1.3.5.2. Transition API

 void clutter_actor_set_easing_duration (ClutterActor *, guint msecs);
 guint clutter_actor_get_easing_duration (ClutterActor *);
 void clutter_actor_set_easing_mode (ClutterActor *, ClutterAnimationMode);
 ClutterAnimationMode clutter_actor_get_easing_mode (ClutterActor *);
 void clutter_actor_set_easing_delay (ClutterActor *, guint msecs);
 guint clutter_actor_get_easing_delay (ClutterActor *);

 ClutterTransition *clutter_actor_get_transition (ClutterActor *, const char *path);
 void clutter_actor_add_transition (ClutterActor *, const char *path, ClutterTransition *);
 void clutter_actor_remove_transition (ClutterActor *, const char *path);
 void clutter_actor_remove_all_transitions (ClutterActor *);

Note: The path definition follows the ActorMeta syntax, @section.name.property. if @section.name is omitted, then property refers to a property of self.

1.4. Examples

  clutter_actor_set_position (actor, 100, 100);

This will immediately set the ClutterActor:x and ClutterActor:y properties (needed for backward compatibility, until 2.0). Since there is no transition state set, the actor will use an easing-duration of 0.

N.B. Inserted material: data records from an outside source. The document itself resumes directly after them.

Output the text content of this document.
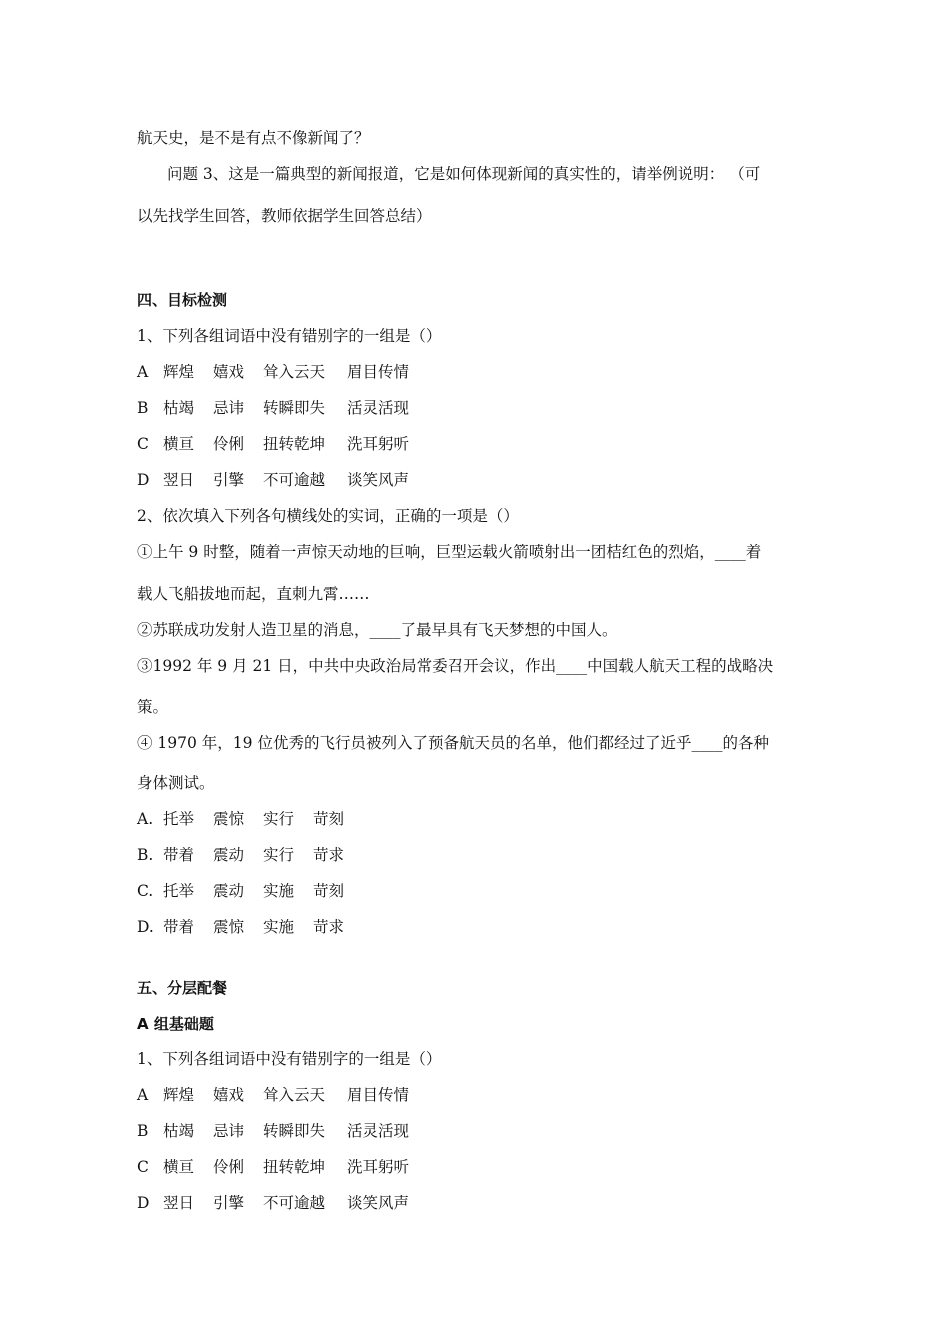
航天史，是不是有点不像新闻了？
问题 3、这是一篇典型的新闻报道，它是如何体现新闻的真实性的，请举例说明： （可
以先找学生回答，教师依据学生回答总结）
四、目标检测
1、下列各组词语中没有错别字的一组是（）
A 辉煌	嬉戏	耸入云天	眉目传情
B 枯竭	忌讳	转瞬即失	活灵活现
C 横亘	伶俐	扭转乾坤	洗耳躬听
D 翌日	引擎	不可逾越	谈笑风声
2、依次填入下列各句横线处的实词，正确的一项是（）
①上午 9 时整，随着一声惊天动地的巨响，巨型运载火箭喷射出一团桔红色的烈焰，____着
载人飞船拔地而起，直刺九霄……
②苏联成功发射人造卫星的消息，____了最早具有飞天梦想的中国人。
③1992 年 9 月 21 日，中共中央政治局常委召开会议，作出____中国载人航天工程的战略决
策。
④ 1970 年，19 位优秀的飞行员被列入了预备航天员的名单，他们都经过了近乎____的各种
身体测试。
A. 托举	震惊	实行	苛刻
B. 带着	震动	实行	苛求
C. 托举	震动	实施	苛刻
D. 带着	震惊	实施	苛求
五、分层配餐
A 组基础题
1、下列各组词语中没有错别字的一组是（）
A 辉煌	嬉戏	耸入云天	眉目传情
B 枯竭	忌讳	转瞬即失	活灵活现
C 横亘	伶俐	扭转乾坤	洗耳躬听
D 翌日	引擎	不可逾越	谈笑风声
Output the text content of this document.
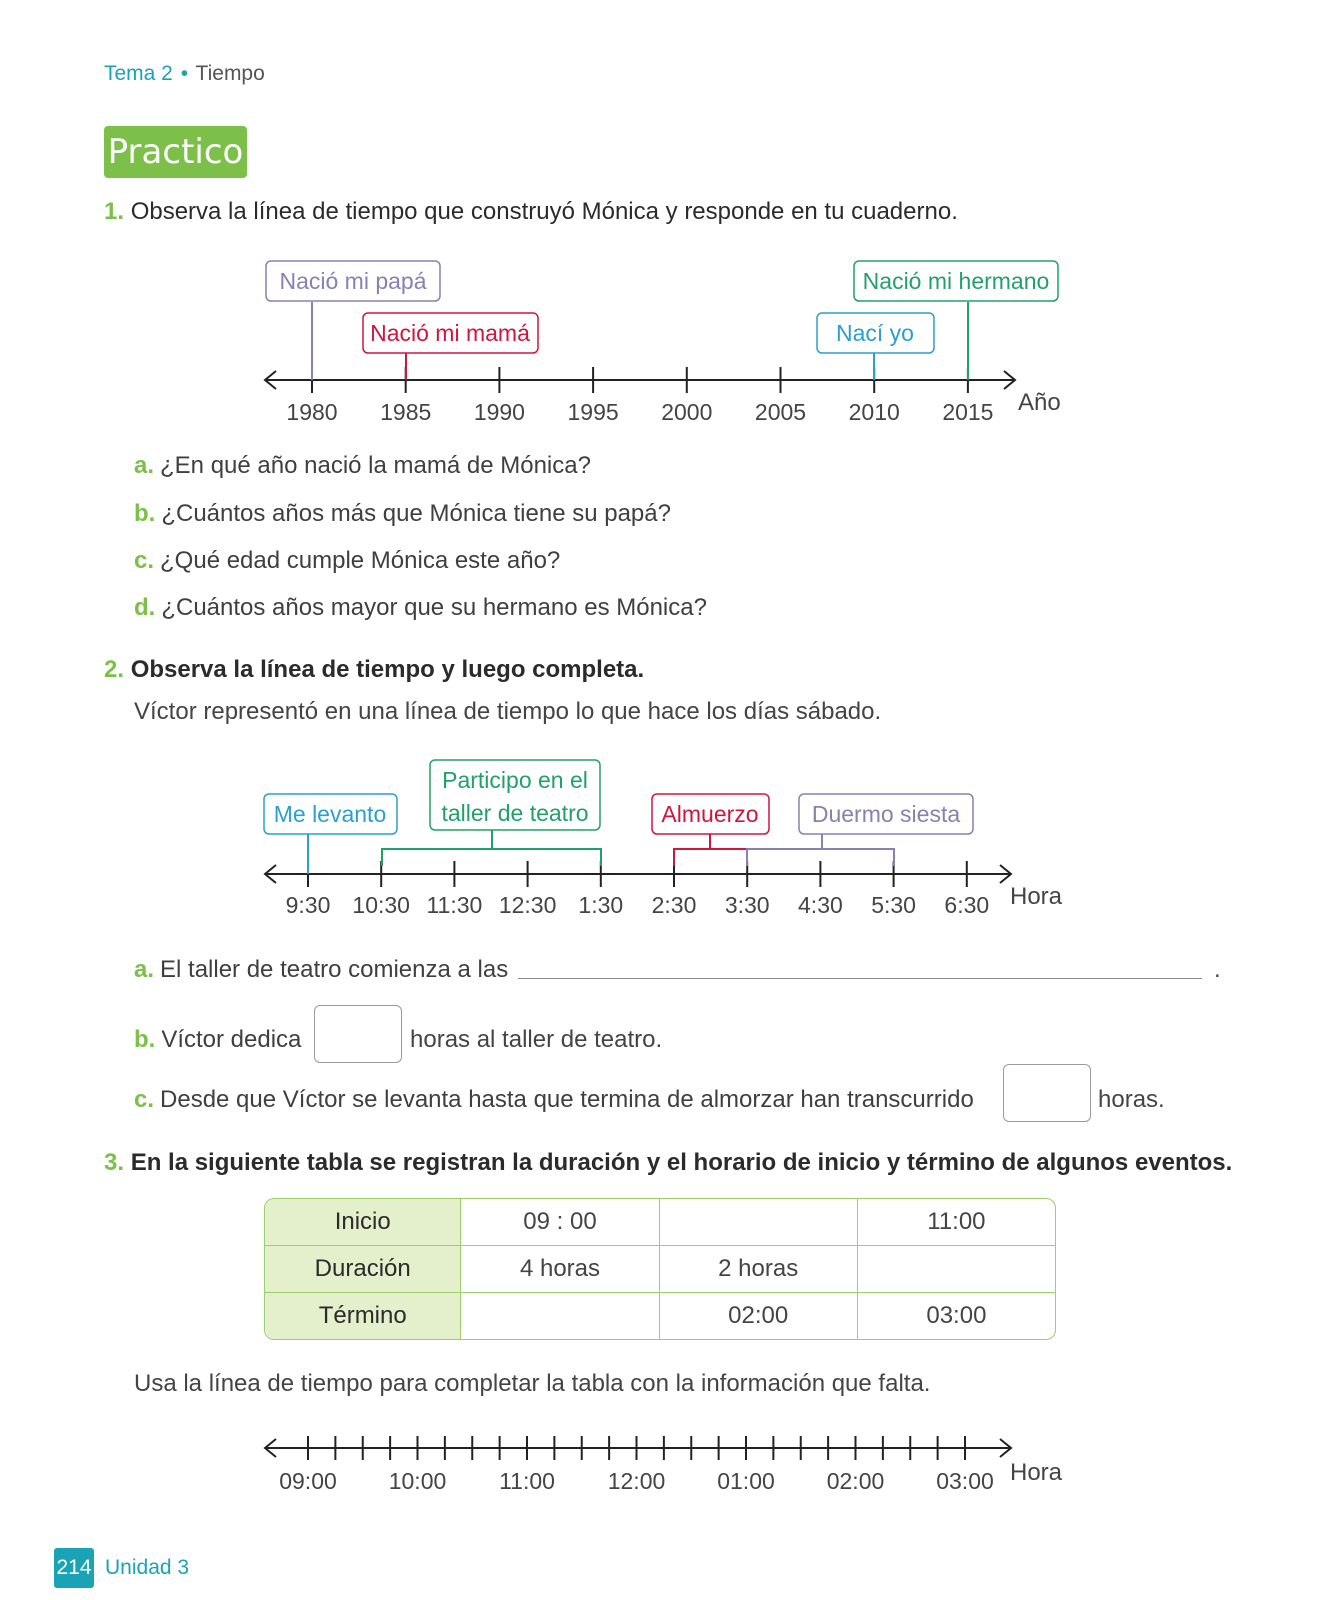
Tema 2 • Tiempo
Practico
1. Observa la línea de tiempo que construyó Mónica y responde en tu cuaderno.
1980 1985 1990 1995 2000 2005 2010 2015 Año
Nació mi papá
Nació mi mamá	Nací yo
Nació mi hermano
9:30 10:30 11:30 12:30 1:30 2:30 3:30 4:30 5:30 6:30 Hora
Me levanto
Participo en el
taller de teatro	Almuerzo Duermo siesta
09:00 10:00 11:00 12:00 01:00 02:00 03:00 Hora
a. ¿En qué año nació la mamá de Mónica?
b. ¿Cuántos años más que Mónica tiene su papá?
c. ¿Qué edad cumple Mónica este año?
d. ¿Cuántos años mayor que su hermano es Mónica?
2. Observa la línea de tiempo y luego completa.
Víctor representó en una línea de tiempo lo que hace los días sábado.
a. El taller de teatro comienza a las	.
b. Víctor dedica	horas al taller de teatro.
c. Desde que Víctor se levanta hasta que termina de almorzar han transcurrido	horas.
3. En la siguiente tabla se registran la duración y el horario de inicio y término de algunos eventos.
Inicio	09 : 00		11:00
Duración	4 horas	2 horas	
Término		02:00	03:00
Usa la línea de tiempo para completar la tabla con la información que falta.
214 Unidad 3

  clutter_actor_save_easing_state (actor);
  clutter_actor_set_easing_mode (actor, CLUTTER_EASE_OUT_CUBIC);
  clutter_actor_set_easing_duration (actor, 250);
  clutter_actor_set_position (actor, 100, 100);
  clutter_actor_restore_easing_state (actor);

This will tween the ClutterActor:x and ClutterActor:y properties between their current values and the specified target values; if an animation is already in progress, the final values will be updated to the new ones.

  clutter_actor_save_easing_state (actor);
  clutter_actor_set_position (actor, 100, 100);
  clutter_actor_restore_easing_state (actor);

Exactly like the previous example; the default easing mode is CLUTTER_EASE_OUT_CUBIC, and the default duration is 250 milliseconds. save_transition_state() will reset the current animation context to its default values.

  clutter_actor_save_easing_state (actor);
  clutter_actor_set_easing_duration (actor, 0);
  clutter_actor_set_position (actor, 100, 100);
  clutter_actor_restore_easing_state (actor);

Explicitly sets the ClutterActor:easing-duration property to 0, so that the ClutterActor:x and ClutterActor:y properties are immediately applied instead of tweened. This is the preferred way to ensure that an actor state is immediately applied.